Presque au même instant, le bac se détacha de la rive. La nuit était complètement close, on ne voyait aucune étoile dans le ciel, et les deux bords furent bientôt cachés par la brume. Les quelques passagers dispersés dans le bac gardaient le silence ; on n’entendait que le frôlement de l’aviron contre les flancs de la barque et le clapotis des eaux sous la carène. Tout à coup une lueur traversa la nuit, et un coup de feu retentit sur la rive droite. Tous les regards se tournèrent de ce côté.

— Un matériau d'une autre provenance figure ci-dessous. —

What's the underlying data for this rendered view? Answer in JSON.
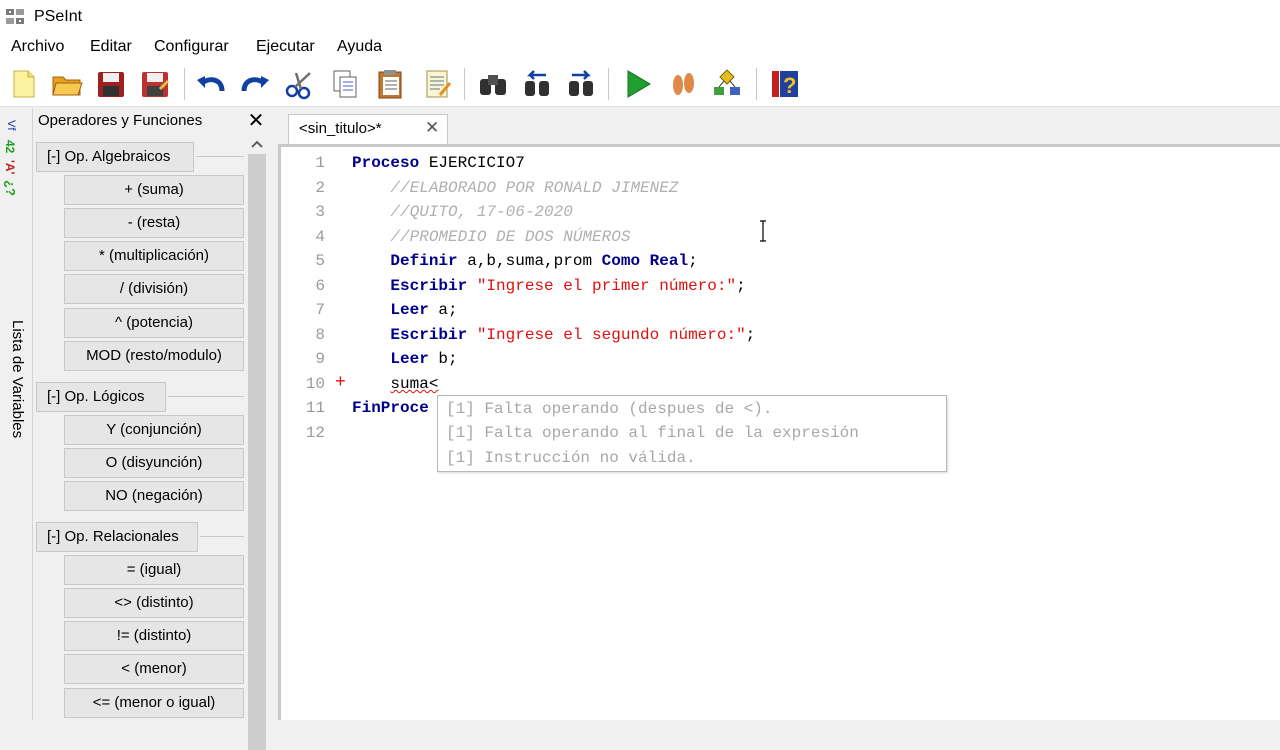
{
  "window": {
    "title": "PSeInt"
  },
  "menu": [
    "Archivo",
    "Editar",
    "Configurar",
    "Ejecutar",
    "Ayuda"
  ],
  "toolbar": {
    "buttons": [
      "new-file-icon",
      "open-folder-icon",
      "save-icon",
      "save-as-icon",
      "undo-icon",
      "redo-icon",
      "cut-icon",
      "copy-icon",
      "paste-icon",
      "edit-icon",
      "search-icon",
      "find-previous-icon",
      "find-next-icon",
      "run-icon",
      "step-by-step-icon",
      "flowchart-icon",
      "help-icon"
    ]
  },
  "side_strip": {
    "label": "Lista de Variables"
  },
  "panel": {
    "title": "Operadores y Funciones",
    "close_label": "✕",
    "categories": [
      {
        "label": "[-]  Op. Algebraicos",
        "items": [
          "+ (suma)",
          "- (resta)",
          "* (multiplicación)",
          "/ (división)",
          "^ (potencia)",
          "MOD (resto/modulo)"
        ]
      },
      {
        "label": "[-]  Op. Lógicos",
        "items": [
          "Y (conjunción)",
          "O (disyunción)",
          "NO (negación)"
        ]
      },
      {
        "label": "[-]  Op. Relacionales",
        "items": [
          "= (igual)",
          "<> (distinto)",
          "!= (distinto)",
          "< (menor)",
          "<= (menor o igual)"
        ]
      }
    ]
  },
  "tab": {
    "label": "<sin_titulo>*",
    "close_label": "✕"
  },
  "editor": {
    "line_numbers": [
      "1",
      "2",
      "3",
      "4",
      "5",
      "6",
      "7",
      "8",
      "9",
      "10",
      "11",
      "12"
    ],
    "error_marker": "+",
    "lines": {
      "l1_kw": "Proceso",
      "l1_id": " EJERCICIO7",
      "l2": "    //ELABORADO POR RONALD JIMENEZ",
      "l3": "    //QUITO, 17-06-2020",
      "l4": "    //PROMEDIO DE DOS NÚMEROS",
      "l5_kw": "Definir",
      "l5_id": " a,b,suma,prom ",
      "l5_kw2": "Como Real",
      "l5_end": ";",
      "l6_kw": "Escribir",
      "l6_st": "\"Ingrese el primer número:\"",
      "l6_end": ";",
      "l7_kw": "Leer",
      "l7_id": " a;",
      "l8_kw": "Escribir",
      "l8_st": "\"Ingrese el segundo número:\"",
      "l8_end": ";",
      "l9_kw": "Leer",
      "l9_id": " b;",
      "l10_id": "suma<",
      "l11_kw": "FinProce"
    }
  },
  "error_popup": [
    "[1] Falta operando (despues de <).",
    "[1] Falta operando al final de la expresión",
    "[1] Instrucción no válida."
  ]
}
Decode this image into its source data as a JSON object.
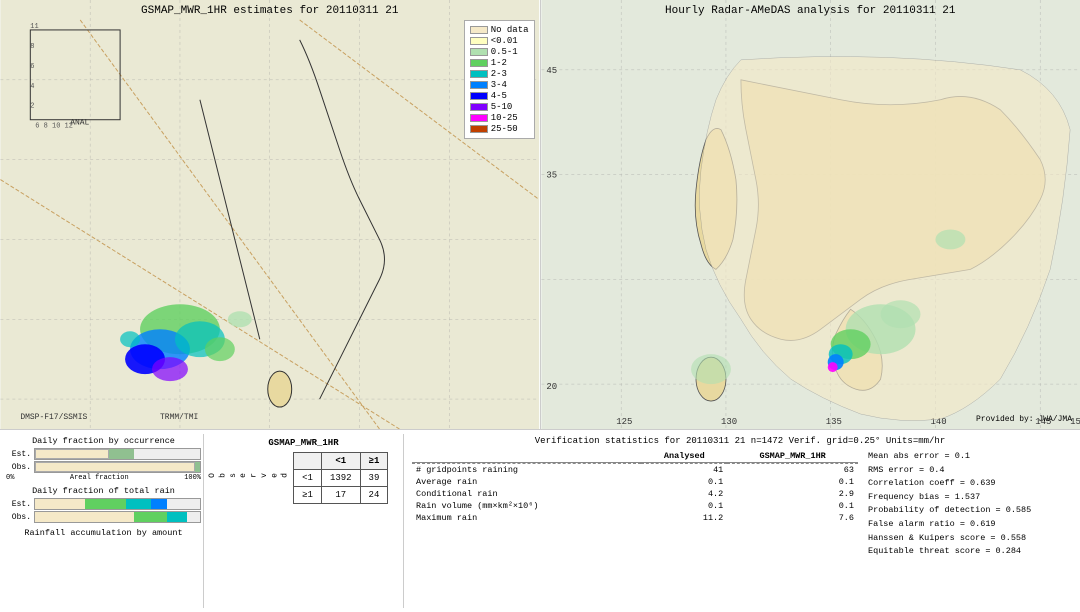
{
  "left_map": {
    "title": "GSMAP_MWR_1HR estimates for 20110311 21",
    "satellite_label": "DMSP-F17/SSMIS",
    "other_label": "TRMM/TMI",
    "anal_label": "ANAL"
  },
  "right_map": {
    "title": "Hourly Radar-AMeDAS analysis for 20110311 21",
    "provided_label": "Provided by: JWA/JMA",
    "lat_labels": [
      "45",
      "35",
      "20"
    ],
    "lon_labels": [
      "125",
      "130",
      "135",
      "140",
      "145"
    ]
  },
  "legend": {
    "title": "No data",
    "items": [
      {
        "label": "No data",
        "color": "#f5e9c8"
      },
      {
        "label": "<0.01",
        "color": "#ffffc0"
      },
      {
        "label": "0.5-1",
        "color": "#b0e0b0"
      },
      {
        "label": "1-2",
        "color": "#60d060"
      },
      {
        "label": "2-3",
        "color": "#00c0c0"
      },
      {
        "label": "3-4",
        "color": "#0080ff"
      },
      {
        "label": "4-5",
        "color": "#0000ff"
      },
      {
        "label": "5-10",
        "color": "#8000ff"
      },
      {
        "label": "10-25",
        "color": "#ff00ff"
      },
      {
        "label": "25-50",
        "color": "#c04000"
      }
    ]
  },
  "bar_charts": {
    "occurrence_title": "Daily fraction by occurrence",
    "rain_title": "Daily fraction of total rain",
    "accumulation_title": "Rainfall accumulation by amount",
    "est_label": "Est.",
    "obs_label": "Obs.",
    "axis_start": "0%",
    "axis_end": "100%",
    "axis_label": "Areal fraction"
  },
  "contingency": {
    "title": "GSMAP_MWR_1HR",
    "col_lt1": "<1",
    "col_ge1": "≥1",
    "row_lt1": "<1",
    "row_ge1": "≥1",
    "observed_label": "O\nb\ns\ne\nr\nv\ne\nd",
    "values": {
      "lt1_lt1": "1392",
      "lt1_ge1": "39",
      "ge1_lt1": "17",
      "ge1_ge1": "24"
    }
  },
  "verification": {
    "title": "Verification statistics for 20110311 21  n=1472  Verif. grid=0.25°  Units=mm/hr",
    "col_analysed": "Analysed",
    "col_gsmap": "GSMAP_MWR_1HR",
    "rows": [
      {
        "label": "# gridpoints raining",
        "analysed": "41",
        "gsmap": "63"
      },
      {
        "label": "Average rain",
        "analysed": "0.1",
        "gsmap": "0.1"
      },
      {
        "label": "Conditional rain",
        "analysed": "4.2",
        "gsmap": "2.9"
      },
      {
        "label": "Rain volume (mm×km²×10⁶)",
        "analysed": "0.1",
        "gsmap": "0.1"
      },
      {
        "label": "Maximum rain",
        "analysed": "11.2",
        "gsmap": "7.6"
      }
    ],
    "stats": [
      {
        "label": "Mean abs error",
        "value": "0.1"
      },
      {
        "label": "RMS error",
        "value": "0.4"
      },
      {
        "label": "Correlation coeff",
        "value": "0.639"
      },
      {
        "label": "Frequency bias",
        "value": "1.537"
      },
      {
        "label": "Probability of detection",
        "value": "0.585"
      },
      {
        "label": "False alarm ratio",
        "value": "0.619"
      },
      {
        "label": "Hanssen & Kuipers score",
        "value": "0.558"
      },
      {
        "label": "Equitable threat score",
        "value": "0.284"
      }
    ]
  }
}
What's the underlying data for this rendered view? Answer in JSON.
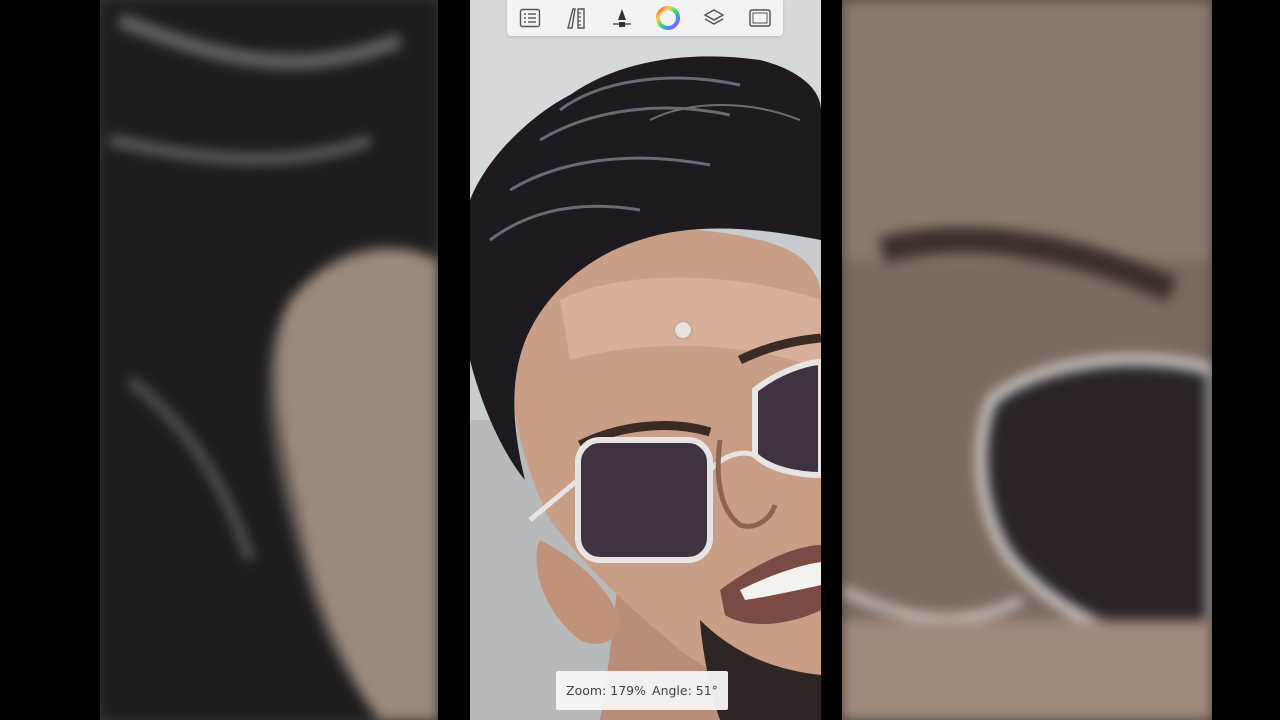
{
  "toolbar": {
    "icons": [
      "list-icon",
      "ruler-pen-icon",
      "brush-icon",
      "color-wheel-icon",
      "layers-icon",
      "canvas-icon"
    ]
  },
  "status": {
    "zoom": "Zoom: 179%",
    "angle": "Angle: 51°"
  },
  "colors": {
    "toolbar_bg": "#f3f3f3",
    "icon": "#555555",
    "backdrop": "#000000"
  }
}
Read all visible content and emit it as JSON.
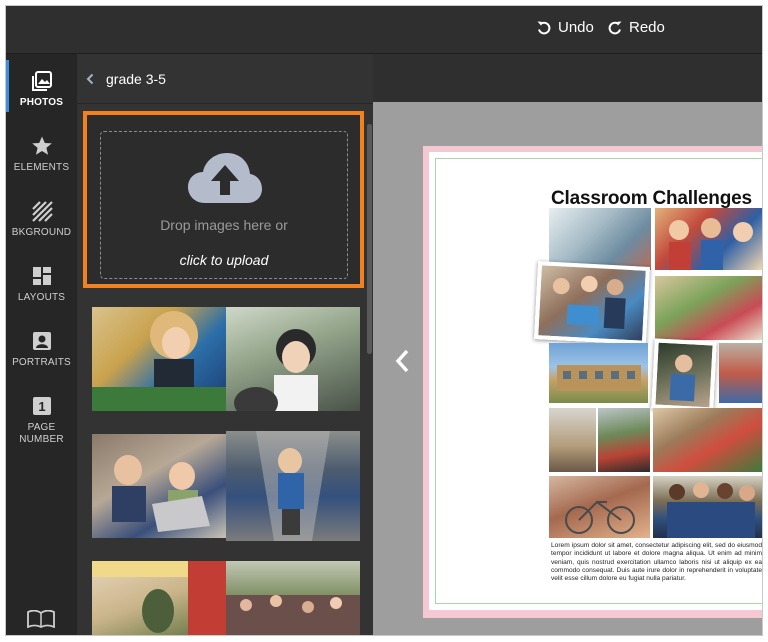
{
  "toolbar": {
    "undo_label": "Undo",
    "redo_label": "Redo"
  },
  "rail": {
    "items": [
      {
        "label": "PHOTOS",
        "icon": "photos-icon",
        "active": true
      },
      {
        "label": "ELEMENTS",
        "icon": "star-icon",
        "active": false
      },
      {
        "label": "BKGROUND",
        "icon": "background-icon",
        "active": false
      },
      {
        "label": "LAYOUTS",
        "icon": "layouts-icon",
        "active": false
      },
      {
        "label": "PORTRAITS",
        "icon": "portrait-icon",
        "active": false
      },
      {
        "label": "PAGE",
        "label2": "NUMBER",
        "icon": "page-number-icon",
        "badge": "1",
        "active": false
      }
    ],
    "bottom_icon": "book-icon"
  },
  "panel": {
    "folder_title": "grade 3-5",
    "upload": {
      "drop_text": "Drop images here or",
      "link_text": "click to upload"
    }
  },
  "page": {
    "title": "Classroom Challenges",
    "body_text": "Lorem ipsum dolor sit amet, consectetur adipiscing elit, sed do eiusmod tempor incididunt ut labore et dolore magna aliqua. Ut enim ad minim veniam, quis nostrud exercitation ullamco laboris nisi ut aliquip ex ea commodo consequat. Duis aute irure dolor in reprehenderit in voluptate velit esse cillum dolore eu fugiat nulla pariatur."
  },
  "colors": {
    "accent_orange": "#f28220",
    "active_indicator": "#3b8fe0",
    "panel_bg": "#333333",
    "canvas_bg": "#9e9e9e"
  }
}
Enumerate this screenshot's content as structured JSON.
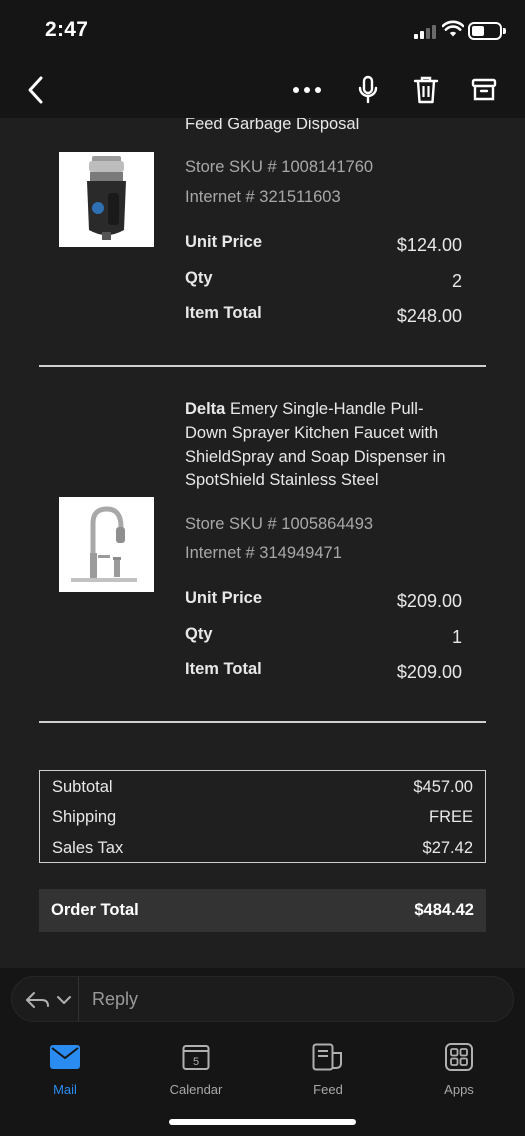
{
  "status_bar": {
    "time": "2:47"
  },
  "toolbar": {
    "back": "back-chevron-icon",
    "more": "more-dots-icon",
    "mic": "microphone-icon",
    "delete": "trash-icon",
    "archive": "archive-icon"
  },
  "items": [
    {
      "title_tail": "Feed Garbage Disposal",
      "store_sku": "Store SKU # 1008141760",
      "internet": "Internet # 321511603",
      "unit_price_label": "Unit Price",
      "unit_price": "$124.00",
      "qty_label": "Qty",
      "qty": "2",
      "item_total_label": "Item Total",
      "item_total": "$248.00"
    },
    {
      "brand": "Delta",
      "title_lines": [
        "Emery Single-Handle Pull-",
        "Down Sprayer Kitchen Faucet with",
        "ShieldSpray and Soap Dispenser in",
        "SpotShield Stainless Steel"
      ],
      "store_sku": "Store SKU # 1005864493",
      "internet": "Internet # 314949471",
      "unit_price_label": "Unit Price",
      "unit_price": "$209.00",
      "qty_label": "Qty",
      "qty": "1",
      "item_total_label": "Item Total",
      "item_total": "$209.00"
    }
  ],
  "summary": {
    "subtotal_label": "Subtotal",
    "subtotal": "$457.00",
    "shipping_label": "Shipping",
    "shipping": "FREE",
    "tax_label": "Sales Tax",
    "tax": "$27.42",
    "order_total_label": "Order Total",
    "order_total": "$484.42"
  },
  "reply": {
    "label": "Reply"
  },
  "tabs": [
    {
      "label": "Mail",
      "icon": "mail-icon"
    },
    {
      "label": "Calendar",
      "icon": "calendar-icon",
      "day": "5"
    },
    {
      "label": "Feed",
      "icon": "feed-icon"
    },
    {
      "label": "Apps",
      "icon": "apps-icon"
    }
  ],
  "colors": {
    "accent": "#2a8cf0",
    "background": "#1f1f1f"
  }
}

— Dieu nous assiste ! voici quelqu’un qui chasse bien tard, fit observer un des passagers.

— Il y a des gibiers qu’on chasse mieux la nuit, répliqua le passeur.

— Lesquels ?

— Ceux dont on veut se venger ou hériter.

— Eh non ! ce n’est rien, interrompit brusquement le grand boisier ; quelque mauvais gars qui s’amuse à brûler la poudre volée aux mineurs.

— Possible, dit Robert ; mais on en a peut-être dit autant, voilà huit années, quand on a entendu le coup de fusil qui a tué Antoine Burel.

Richard fit un mouvement. — Au fait, ce devait être de ce côté, dit-il.

Plus en amont, répondit le passeur ; là-bas, devant la Roche-Verte.

— Encore un mauvais coup des chouans, reprit le grand boisier ; ils avaient juré de se venger de Burel, parce que, soi-disant, il avait espionné pour les bleus. Si le garde-chasse de M. le comte n’était pas mort en prison, on aurait su de lui la vérité.

— Ça n’est pas sûr, dit Robert en secouant la tête.

— Pourquoi ça ?

— Parce que j’ai idée que le garde-chasse n’était point au fait.